Eto pala yun. Naku, start pa lang yan. Imagine doing that every day. Kung hindi ka basa ng ulan, basa ka naman ng pawis. Just think "delayed gratification." In a few years, you'll be harvesting the fruits of your labor. And I wish I'd be there to celebrate with you. I'm sure it's going to be sweet! Good luck! If they can do it, so can you.

jeanny said...

Grabe ang hirap di ba....pero it's so rewarding naman after all the hardship! :)

Go girl!!!1

kg said...

i can just imagine you mordsith. lalo na yung frustration na walang class! he! he!

keep your eyes on the goal and you won't get lost. mahirap talaga yan, but when you reach the end, super sarap naman ng feeling! aza ! aza! fighting!

onyxx said...

i know exactly what you mean. sometimes it's so easy to lose sight of why you're doing something in the first place. times like these... you can only move forward, or else lose your place in the race :)

anyway, i feel sure you have it in you to hurdle these trials. remember, what doesn't kill you will only make you stronger heheheh

prinsesamusang said...

hey hey i am very proud of you for being very focused go go go and when a time comes that i read a post of yours saying that you would want to give up i will be a constant reminder of this post good luck to you!

Cza said...

Go lang ng go... :) Good luck!

BIG.BAD.EJ said...

kaya mo yan, gerl.

now i realize why i don't see you often, and why we haven't been in the same old chit-chat-beso level for quite a time now.
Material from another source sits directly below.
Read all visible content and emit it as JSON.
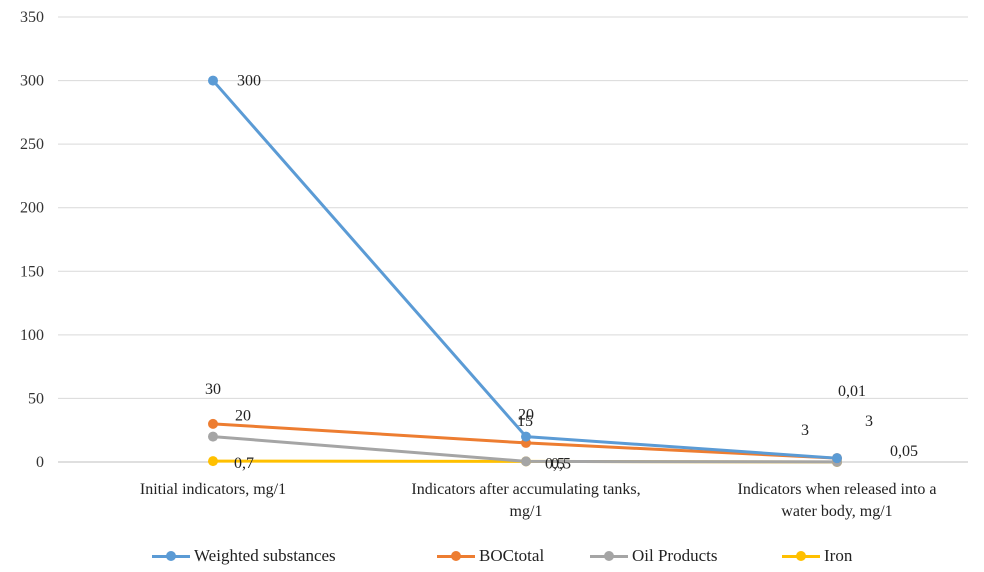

do that which makes you happy. if, in the end, the product of all this ordeal will make you truly happy, then go.

however, i'm the person who will always tell you that if this is giving you more rain than sunshine, you always have the freedom to beg off. i do the same for myself. if i come to realize that the end goal is not actually worth what i'm going through now, I DO BEG OFF.